Les formats ouverts ODF à privilégier par rapport aux « .docx » ou « .pptx »
Comme le laissaient présager les travaux préparatifs de la Direction interministérielle des systèmes d’information de l’État (DISIC), les autorités ont manifestement décidé de privilégier le format ODF – qui se décline en « .odt », « .ods », « .odb »... La V2 du RGI notifiée hier à la Commission européenne place en effet ce format en « recommandé », tandis que l’OOXML de Microsoft (« .docx », « .xlsx »...) reste « en observation », notamment du fait de « sa complexité », et de « son manque d’ouverture ».
Les pouvoirs publics ne sont toutefois pas allés jusqu’à classer OOXML en « retiré », auquel cas le standard aurait du être systématiquement évité ou abandonné par les administrations.

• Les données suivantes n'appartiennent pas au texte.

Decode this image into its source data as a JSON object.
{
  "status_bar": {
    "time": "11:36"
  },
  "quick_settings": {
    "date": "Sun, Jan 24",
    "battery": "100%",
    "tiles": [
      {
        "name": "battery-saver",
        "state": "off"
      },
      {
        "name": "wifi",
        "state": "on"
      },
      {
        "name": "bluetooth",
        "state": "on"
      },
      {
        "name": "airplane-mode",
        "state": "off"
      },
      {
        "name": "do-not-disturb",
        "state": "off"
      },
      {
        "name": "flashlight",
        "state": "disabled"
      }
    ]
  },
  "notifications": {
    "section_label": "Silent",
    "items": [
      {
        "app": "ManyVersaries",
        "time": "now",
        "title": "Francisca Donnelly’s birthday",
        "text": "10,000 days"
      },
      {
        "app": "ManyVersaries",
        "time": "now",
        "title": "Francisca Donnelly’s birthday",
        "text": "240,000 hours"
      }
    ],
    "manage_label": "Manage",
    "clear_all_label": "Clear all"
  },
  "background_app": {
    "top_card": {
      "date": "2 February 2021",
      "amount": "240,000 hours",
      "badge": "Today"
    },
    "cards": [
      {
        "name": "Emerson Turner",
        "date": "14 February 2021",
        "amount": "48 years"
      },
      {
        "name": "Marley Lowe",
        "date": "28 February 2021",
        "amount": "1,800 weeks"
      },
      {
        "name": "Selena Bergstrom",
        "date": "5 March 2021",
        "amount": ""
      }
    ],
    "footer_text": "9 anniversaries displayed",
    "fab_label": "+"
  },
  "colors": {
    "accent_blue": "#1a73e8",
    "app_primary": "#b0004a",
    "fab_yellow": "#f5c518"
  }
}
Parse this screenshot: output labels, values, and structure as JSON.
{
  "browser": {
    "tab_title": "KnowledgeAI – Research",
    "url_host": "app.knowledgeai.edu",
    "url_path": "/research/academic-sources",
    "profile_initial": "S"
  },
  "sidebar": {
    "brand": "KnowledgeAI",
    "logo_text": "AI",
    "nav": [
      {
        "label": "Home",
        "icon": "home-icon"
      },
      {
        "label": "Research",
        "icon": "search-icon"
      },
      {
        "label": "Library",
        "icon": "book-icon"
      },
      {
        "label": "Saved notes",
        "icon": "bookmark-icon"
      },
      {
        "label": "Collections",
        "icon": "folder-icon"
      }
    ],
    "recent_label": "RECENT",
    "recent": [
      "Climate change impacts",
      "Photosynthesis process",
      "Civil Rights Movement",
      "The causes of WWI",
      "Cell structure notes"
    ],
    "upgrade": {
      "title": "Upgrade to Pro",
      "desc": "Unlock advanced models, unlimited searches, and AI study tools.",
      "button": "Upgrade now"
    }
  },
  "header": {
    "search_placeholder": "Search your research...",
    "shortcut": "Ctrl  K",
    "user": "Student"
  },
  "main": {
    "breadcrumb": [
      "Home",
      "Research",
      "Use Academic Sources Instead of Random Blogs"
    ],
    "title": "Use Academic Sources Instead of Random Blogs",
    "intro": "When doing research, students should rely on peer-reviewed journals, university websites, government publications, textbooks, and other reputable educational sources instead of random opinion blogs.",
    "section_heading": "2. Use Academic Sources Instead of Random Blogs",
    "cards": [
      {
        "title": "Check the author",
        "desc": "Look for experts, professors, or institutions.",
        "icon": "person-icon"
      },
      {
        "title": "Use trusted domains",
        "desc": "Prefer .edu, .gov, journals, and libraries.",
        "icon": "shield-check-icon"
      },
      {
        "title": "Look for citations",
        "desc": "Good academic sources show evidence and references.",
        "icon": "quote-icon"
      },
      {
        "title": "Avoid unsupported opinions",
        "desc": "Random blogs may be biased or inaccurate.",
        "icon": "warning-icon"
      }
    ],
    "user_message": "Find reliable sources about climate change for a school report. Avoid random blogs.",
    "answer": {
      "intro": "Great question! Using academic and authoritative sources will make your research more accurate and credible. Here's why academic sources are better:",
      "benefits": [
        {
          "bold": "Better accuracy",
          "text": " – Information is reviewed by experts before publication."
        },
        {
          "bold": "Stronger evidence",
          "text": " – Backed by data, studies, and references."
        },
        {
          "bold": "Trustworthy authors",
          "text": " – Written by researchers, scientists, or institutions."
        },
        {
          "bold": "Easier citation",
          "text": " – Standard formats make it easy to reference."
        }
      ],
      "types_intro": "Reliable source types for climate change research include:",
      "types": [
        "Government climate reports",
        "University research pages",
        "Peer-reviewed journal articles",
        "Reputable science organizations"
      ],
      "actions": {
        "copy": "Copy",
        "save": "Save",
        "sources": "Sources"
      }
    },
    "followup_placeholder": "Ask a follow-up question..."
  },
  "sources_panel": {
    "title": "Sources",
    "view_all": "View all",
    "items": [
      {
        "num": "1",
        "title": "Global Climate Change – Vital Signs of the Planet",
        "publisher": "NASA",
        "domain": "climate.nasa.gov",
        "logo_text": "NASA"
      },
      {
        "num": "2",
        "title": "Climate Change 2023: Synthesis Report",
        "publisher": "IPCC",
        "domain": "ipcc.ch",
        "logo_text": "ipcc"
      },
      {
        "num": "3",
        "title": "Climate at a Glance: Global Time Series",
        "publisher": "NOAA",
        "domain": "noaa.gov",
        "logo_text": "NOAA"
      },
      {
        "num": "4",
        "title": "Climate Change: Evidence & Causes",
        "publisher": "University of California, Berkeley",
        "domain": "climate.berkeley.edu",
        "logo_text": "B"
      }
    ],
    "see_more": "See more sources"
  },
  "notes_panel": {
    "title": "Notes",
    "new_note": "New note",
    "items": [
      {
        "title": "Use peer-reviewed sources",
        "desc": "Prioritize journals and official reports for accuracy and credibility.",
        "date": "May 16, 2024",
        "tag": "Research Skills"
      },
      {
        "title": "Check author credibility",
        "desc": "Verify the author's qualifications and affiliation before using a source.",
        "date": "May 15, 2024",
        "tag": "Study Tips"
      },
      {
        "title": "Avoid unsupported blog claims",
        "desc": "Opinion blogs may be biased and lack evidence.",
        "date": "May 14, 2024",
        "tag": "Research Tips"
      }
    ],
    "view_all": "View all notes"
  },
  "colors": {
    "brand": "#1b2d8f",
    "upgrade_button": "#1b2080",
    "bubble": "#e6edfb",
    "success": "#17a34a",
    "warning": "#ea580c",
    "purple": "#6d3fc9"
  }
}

Autrement dit, l’édition de documents « .docx » risque d'être tolérée dans de nombreux cas...
L’hypothèse d’une telle différentiation avait néanmoins satisfait l’April cet été, l’association estimant que cela permettait de « mieux discréditer » le format OOXML. « Les termes employés dans le RGI sont posés mais la critique contre OOXML est sans appel. La DISIC a démontré qu'elle agit dans l'intérêt à long terme de l'ensemble des citoyens français et de leurs administrations » affirmait alors Frédéric Couchet, le délégué général de l’organisation – qui diffusait pour l’occasion une version de travail du nouveau référentiel.
L’Association francophone des utilisateurs de logiciels libres (AFUL) y voit également un signal positif. « Ne pas indiquer OOXML dans ce RGI v2 pourrait laisser penser que c'est un oubli, ou que l'on se retrouve en zone grise. En effet, ce format de Microsoft n'est-il pas présenté comme le « standard du marché » ? Mais au contraire, le mettre explicitement « en observation », et surtout avec un tel commentaire explicatif, est une véritable pierre dans le jardin de Microsoft » réagit Laurent Séguin, président de l’organisation, contacté par nos soins. Avant d’ajouter : « Il ne faut pas non plus se tromper de combat. L'objectif du RGI sur les formats de bureautique n'est pas de trancher sur une lutte de Libre Office contre Microsoft Office, mais bien de régler la question de la pérennité des documents produits et de leur totale indépendance vis-à-vis d'un logiciel précis. L'usage strict des standards ouverts devient par exemple encore plus critique dans un contexte de préservation du patrimoine informationnel électronique (l'archivage électronique à valeur probatoire). »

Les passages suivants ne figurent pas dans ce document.